INSERT INTO imdb.movie_directors
SELECT *
FROM s3('https://datasets-documentation.s3.eu-west-3.amazonaws.com/imdb/imdb_ijs_movies_directors.tsv.gz',
'TSVWithNames');

INSERT INTO imdb.movies
SELECT *
FROM s3('https://datasets-documentation.s3.eu-west-3.amazonaws.com/imdb/imdb_ijs_movies.tsv.gz',
'TSVWithNames');

INSERT INTO imdb.roles
SELECT *
FROM s3('https://datasets-documentation.s3.eu-west-3.amazonaws.com/imdb/imdb_ijs_roles.tsv.gz',
'TSVWithNames');

The execution of these may vary depending on your bandwidth, but each should only take a few seconds to complete.

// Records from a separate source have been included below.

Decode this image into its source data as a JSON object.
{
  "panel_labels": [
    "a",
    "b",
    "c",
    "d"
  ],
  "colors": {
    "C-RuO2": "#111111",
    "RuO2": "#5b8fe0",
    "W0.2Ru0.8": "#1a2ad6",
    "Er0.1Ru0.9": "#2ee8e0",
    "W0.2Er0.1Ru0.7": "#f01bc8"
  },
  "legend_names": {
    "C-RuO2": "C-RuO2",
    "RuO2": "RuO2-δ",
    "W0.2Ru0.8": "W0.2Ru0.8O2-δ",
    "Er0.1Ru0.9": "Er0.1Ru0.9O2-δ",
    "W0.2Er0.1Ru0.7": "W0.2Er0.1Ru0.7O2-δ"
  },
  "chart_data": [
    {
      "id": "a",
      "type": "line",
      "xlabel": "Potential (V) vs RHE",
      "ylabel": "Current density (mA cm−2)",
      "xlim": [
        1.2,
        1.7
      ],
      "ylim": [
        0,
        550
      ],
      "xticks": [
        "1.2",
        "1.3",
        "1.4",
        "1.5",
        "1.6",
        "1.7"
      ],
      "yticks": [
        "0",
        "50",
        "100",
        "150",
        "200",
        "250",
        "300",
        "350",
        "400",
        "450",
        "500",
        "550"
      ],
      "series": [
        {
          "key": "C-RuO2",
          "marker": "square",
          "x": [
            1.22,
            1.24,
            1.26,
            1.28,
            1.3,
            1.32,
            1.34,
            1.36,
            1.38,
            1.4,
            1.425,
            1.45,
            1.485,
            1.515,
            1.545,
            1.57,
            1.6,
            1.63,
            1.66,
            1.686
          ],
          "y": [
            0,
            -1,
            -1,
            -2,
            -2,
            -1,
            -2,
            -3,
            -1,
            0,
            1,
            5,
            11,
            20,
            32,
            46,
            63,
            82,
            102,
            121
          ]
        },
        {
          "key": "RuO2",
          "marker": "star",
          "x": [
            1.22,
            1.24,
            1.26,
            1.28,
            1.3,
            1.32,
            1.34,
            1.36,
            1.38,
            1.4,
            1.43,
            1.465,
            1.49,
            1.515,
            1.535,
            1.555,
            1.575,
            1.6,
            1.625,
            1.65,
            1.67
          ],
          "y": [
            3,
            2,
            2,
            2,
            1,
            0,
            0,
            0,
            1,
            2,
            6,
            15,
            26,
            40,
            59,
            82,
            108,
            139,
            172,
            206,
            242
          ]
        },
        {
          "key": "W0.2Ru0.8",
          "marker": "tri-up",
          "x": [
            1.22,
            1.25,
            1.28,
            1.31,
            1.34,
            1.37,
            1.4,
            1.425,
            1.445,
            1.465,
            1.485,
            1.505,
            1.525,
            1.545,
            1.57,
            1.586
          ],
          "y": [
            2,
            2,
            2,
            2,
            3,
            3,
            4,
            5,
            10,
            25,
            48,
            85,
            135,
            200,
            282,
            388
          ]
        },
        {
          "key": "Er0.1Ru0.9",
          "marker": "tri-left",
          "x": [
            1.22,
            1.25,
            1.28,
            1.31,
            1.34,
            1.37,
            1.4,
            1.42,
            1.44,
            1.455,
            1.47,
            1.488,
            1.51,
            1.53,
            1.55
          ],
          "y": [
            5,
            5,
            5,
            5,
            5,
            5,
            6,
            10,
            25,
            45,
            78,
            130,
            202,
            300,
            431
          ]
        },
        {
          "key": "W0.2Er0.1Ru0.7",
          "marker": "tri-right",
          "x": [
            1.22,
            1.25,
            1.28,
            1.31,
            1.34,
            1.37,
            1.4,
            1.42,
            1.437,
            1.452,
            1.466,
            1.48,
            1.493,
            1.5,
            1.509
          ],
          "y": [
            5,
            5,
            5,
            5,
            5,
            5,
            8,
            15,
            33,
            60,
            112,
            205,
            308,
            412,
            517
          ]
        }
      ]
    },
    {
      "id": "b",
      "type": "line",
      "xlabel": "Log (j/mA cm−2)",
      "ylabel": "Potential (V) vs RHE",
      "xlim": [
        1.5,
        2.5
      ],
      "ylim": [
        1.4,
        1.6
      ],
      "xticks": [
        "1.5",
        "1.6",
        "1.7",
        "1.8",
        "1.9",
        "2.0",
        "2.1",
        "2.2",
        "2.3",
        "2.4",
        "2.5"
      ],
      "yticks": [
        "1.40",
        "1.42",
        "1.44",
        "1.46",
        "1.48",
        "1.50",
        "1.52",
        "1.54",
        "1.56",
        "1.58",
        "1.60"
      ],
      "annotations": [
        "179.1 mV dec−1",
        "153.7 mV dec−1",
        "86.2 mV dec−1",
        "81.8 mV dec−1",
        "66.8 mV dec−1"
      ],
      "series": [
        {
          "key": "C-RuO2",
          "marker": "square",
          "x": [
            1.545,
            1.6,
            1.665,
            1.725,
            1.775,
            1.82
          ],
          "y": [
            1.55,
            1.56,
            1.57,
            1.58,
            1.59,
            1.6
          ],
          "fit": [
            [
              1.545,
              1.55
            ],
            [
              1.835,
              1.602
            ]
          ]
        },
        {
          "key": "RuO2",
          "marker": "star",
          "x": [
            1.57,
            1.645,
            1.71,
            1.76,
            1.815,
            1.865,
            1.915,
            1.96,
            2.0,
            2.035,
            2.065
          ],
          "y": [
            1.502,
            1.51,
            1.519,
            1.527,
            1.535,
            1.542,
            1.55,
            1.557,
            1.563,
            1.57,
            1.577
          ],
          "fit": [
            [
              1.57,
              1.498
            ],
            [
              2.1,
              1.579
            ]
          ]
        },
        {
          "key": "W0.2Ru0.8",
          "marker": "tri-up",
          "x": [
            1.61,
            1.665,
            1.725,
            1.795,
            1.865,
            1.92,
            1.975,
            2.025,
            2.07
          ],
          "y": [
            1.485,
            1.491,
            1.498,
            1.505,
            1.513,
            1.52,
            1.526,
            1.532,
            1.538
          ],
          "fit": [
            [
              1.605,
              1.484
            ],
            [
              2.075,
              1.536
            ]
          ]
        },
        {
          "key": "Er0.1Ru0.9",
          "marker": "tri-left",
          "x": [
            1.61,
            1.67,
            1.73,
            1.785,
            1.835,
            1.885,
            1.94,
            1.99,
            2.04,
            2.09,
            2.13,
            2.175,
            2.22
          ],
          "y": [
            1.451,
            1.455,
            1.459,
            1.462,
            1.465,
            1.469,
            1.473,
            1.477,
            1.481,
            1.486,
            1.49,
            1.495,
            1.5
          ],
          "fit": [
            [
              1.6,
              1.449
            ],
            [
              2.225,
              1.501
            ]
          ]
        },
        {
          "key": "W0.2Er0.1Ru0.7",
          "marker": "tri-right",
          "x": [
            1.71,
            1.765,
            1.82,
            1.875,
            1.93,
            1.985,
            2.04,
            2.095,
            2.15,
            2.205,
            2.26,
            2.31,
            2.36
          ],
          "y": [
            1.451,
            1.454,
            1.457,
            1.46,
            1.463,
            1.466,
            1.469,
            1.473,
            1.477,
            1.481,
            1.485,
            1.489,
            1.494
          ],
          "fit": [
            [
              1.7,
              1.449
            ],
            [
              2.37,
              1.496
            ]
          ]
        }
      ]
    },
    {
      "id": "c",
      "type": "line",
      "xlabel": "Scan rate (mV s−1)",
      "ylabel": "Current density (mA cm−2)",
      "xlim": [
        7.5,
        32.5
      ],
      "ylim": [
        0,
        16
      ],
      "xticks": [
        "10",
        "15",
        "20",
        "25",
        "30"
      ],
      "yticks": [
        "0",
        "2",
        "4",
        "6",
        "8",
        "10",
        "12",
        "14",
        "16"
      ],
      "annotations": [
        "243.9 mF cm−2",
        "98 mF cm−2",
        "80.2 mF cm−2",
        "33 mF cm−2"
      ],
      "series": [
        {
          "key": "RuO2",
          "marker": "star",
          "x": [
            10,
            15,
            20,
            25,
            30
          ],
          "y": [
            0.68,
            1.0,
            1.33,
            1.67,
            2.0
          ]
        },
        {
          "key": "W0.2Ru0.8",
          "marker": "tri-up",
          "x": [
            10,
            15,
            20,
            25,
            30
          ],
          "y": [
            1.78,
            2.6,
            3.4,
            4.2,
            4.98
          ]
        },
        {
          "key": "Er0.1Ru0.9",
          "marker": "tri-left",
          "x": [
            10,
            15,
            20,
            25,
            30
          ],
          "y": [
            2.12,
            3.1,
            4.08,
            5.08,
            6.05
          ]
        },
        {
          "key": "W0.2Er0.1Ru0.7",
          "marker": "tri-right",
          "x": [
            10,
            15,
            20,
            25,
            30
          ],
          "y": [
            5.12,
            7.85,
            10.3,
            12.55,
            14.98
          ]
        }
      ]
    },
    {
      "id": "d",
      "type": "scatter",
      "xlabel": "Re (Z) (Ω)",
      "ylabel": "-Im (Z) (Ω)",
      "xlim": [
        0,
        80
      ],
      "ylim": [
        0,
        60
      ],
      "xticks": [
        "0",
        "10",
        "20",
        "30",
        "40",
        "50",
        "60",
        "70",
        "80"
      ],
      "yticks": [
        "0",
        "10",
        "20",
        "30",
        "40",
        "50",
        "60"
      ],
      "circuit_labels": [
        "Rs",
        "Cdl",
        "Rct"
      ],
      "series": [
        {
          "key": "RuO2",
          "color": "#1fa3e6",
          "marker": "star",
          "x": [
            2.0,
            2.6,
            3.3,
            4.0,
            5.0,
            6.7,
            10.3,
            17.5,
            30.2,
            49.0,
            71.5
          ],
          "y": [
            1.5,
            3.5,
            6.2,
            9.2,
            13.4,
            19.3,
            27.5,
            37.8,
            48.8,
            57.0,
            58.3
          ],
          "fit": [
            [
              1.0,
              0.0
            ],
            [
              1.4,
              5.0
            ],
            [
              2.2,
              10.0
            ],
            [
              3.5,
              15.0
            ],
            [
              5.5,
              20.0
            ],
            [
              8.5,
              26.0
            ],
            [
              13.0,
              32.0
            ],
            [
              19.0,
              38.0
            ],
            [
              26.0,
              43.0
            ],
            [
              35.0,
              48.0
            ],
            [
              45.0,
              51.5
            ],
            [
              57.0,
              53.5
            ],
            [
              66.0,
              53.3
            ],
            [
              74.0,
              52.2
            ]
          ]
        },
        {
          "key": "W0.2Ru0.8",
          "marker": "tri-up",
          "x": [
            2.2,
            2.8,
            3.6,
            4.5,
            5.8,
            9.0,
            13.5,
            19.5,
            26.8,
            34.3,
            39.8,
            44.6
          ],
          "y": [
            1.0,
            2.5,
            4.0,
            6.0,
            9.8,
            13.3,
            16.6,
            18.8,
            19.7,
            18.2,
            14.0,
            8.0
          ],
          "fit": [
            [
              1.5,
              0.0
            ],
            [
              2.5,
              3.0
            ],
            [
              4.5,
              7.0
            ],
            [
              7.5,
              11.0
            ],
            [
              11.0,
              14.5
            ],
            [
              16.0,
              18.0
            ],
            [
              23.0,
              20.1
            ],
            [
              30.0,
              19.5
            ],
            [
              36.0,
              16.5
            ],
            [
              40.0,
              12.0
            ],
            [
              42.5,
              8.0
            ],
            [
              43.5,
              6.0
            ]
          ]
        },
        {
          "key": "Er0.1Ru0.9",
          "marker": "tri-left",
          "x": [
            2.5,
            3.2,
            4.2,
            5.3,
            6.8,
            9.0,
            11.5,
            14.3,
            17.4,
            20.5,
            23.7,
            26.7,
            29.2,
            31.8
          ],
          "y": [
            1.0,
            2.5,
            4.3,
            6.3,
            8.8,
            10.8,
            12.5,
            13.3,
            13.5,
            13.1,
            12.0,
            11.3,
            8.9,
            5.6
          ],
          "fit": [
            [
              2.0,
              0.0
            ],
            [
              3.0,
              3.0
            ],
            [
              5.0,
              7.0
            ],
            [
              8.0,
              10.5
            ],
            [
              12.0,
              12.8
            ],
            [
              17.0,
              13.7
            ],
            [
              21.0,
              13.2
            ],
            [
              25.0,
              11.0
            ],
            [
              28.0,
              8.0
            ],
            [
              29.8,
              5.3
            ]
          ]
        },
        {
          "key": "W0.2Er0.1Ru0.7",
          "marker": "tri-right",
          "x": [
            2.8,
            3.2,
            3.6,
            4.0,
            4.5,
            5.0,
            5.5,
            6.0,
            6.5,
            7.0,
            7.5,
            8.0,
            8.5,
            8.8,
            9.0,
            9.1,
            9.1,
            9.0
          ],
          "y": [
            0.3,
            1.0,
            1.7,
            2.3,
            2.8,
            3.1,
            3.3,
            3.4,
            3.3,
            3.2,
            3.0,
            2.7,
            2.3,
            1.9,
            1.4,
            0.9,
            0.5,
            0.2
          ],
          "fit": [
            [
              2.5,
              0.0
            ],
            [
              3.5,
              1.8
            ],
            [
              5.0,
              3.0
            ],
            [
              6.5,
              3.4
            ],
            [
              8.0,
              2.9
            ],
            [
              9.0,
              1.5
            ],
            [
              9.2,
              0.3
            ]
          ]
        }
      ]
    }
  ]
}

Execute the following query to compute a summary of each actor, ordered by the most movie appearances, and to confirm the data was loaded successfully:

SELECT id,
any(actor_name) as name,
uniqExact(movie_id) as num_movies,
avg(rank) as avg_rank,
uniqExact(genre) as unique_genres,
uniqExact(director_name) as uniq_directors,
max(created_at) as updated_at
FROM (
SELECT imdb.actors.id as id,
concat(imdb.actors.first_name, ' ', imdb.actors.last_name) as actor_name,
imdb.movies.id as movie_id,
Imdb.movies.rank as rank,
genre,
concat(imdb.directors.first_name, ' ', imdb.directors.last_name) as director_name,
created_at
FROM imdb.actors
JOIN imdb.roles ON imdb.roles.actor_id = imdb.actors.id
LEFT OUTER JOIN imdb.movies ON imdb.movies.id = imdb.roles.movie_id
LEFT OUTER JOIN imdb.genres ON imdb.genres.movie_id = imdb.movies.id
LEFT OUTER JOIN imdb.movie_directors ON imdb.movie_directors.movie_id = imdb.movies.id
LEFT OUTER JOIN imdb.directors ON imdb.directors.id = imdb.movie_directors.director_id
)
GROUP BY id
ORDER BY num_movies DESC
LIMIT 5;

The response should look like:

+------+------------+----------+------------------+-------------+--------------+-------------------+
|id |name |num_movies|avg_rank |unique_genres|uniq_directors|updated_at |
+------+------------+----------+------------------+-------------+--------------+-------------------+
|45332 |Mel Blanc |832 |6.175853582979779 |18 |84 |2022-04-26 14:01:45|
|621468|Bess Flowers|659 |5.57727638854796 |19 |293 |2022-04-26 14:01:46|
|372839|Lee Phelps |527 |5.032976449684617 |18 |261 |2022-04-26 14:01:46|
|283127|Tom London |525 |2.8721716524875673|17 |203 |2022-04-26 14:01:46|
|356804|Bud Osborne |515 |2.0389507108727773|15 |149 |2022-04-26 14:01:46|
+------+------------+----------+------------------+-------------+--------------+-------------------+

In the later guides, we will convert this query into a model - materializing it in ClickHouse as a dbt view and table.